O governo brasileiro já deixou bem claro que, se a auto-suficiência pode economizar dólares com importação de petróleo, isso não vai fazer diferença nenhuma no nosso bolso: os preços são regidos pelo mercado global e não podem ser reduzidos só por causa da auto-suficiência. Então, que valor efetivo ela tem? Apenas o dos dólares antes gastos na importação, que ficam em Brasília mesmo, à disposição para mordomias ou projetos de lei em ano eleitoral. Em que pese o fato de que essas verbas não saiam do Brasil, esta é uma auto-suficiência tão de fachada quando aquele evento comemorado todo dia 7 de setembro.

Enquanto o exército boliviano ocupava as instalações da Petrobras no país vizinho, o presidente da estatal, José Carlos Gabrielli, reagia, considerando “unilateral” e “inamistosa” a atitude de Evo Morales. Uma iniciativa nacionalista séria, um golpe de marketing ou um lance populista, como vem dizendo a imprensa internacional? De qualquer forma, uma interessante oportunidade para acompanharmos a diplomacia do governo brasileiro diante de uma saia-justa. Se ele defender unicamente os interesses da Petrobras, põe em jogo os ideais de soberania que sempre foram bandeira do PT. E mais de 50% do gás natural que o Brasil consome vem da Bolívia – seu fornecimento poderia ser comprometido se houvesse um atrito econômico entre os dois países.
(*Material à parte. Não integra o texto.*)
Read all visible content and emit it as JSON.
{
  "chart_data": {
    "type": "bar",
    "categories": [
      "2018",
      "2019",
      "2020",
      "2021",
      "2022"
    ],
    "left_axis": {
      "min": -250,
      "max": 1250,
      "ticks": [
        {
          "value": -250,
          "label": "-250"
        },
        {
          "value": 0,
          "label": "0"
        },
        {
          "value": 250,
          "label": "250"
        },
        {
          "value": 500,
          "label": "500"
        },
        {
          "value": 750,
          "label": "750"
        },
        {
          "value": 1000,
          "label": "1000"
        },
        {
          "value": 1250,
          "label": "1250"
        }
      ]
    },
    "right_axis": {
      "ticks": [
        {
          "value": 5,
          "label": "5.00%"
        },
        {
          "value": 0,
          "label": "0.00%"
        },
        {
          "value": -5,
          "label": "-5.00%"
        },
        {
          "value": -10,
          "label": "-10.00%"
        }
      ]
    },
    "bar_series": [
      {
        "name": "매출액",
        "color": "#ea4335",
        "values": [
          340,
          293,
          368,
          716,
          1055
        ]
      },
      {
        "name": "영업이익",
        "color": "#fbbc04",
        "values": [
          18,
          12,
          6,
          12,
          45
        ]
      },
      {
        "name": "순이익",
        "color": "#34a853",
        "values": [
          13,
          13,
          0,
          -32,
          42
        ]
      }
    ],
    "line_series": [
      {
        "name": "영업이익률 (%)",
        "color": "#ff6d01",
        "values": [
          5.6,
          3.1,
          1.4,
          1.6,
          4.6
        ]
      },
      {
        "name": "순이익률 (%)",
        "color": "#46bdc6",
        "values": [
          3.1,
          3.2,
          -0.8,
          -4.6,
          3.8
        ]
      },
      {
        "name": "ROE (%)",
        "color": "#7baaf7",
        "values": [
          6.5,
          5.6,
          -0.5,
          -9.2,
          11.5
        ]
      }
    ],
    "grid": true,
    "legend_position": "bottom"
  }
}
Por isso foi convocada uma reunião de emergência entre Lula, Evo Morales e os presidentes da Argentina, Nestor Kirchner, e da Venezuela, Hugo Chávez. Prudentemente, o governo brasileiro divulgou ontem uma nota defendendo o direito soberano da Bolívia de nacionalizar as riquezas do seu subsolo. Pelo menos isso, senhor presidente. Senão, o gesto das mãos sujas de petróleo, repetindo o de Getúlio Vargas em 1952, quando a Petrobras havia sido recém-criada, cairia no vazio.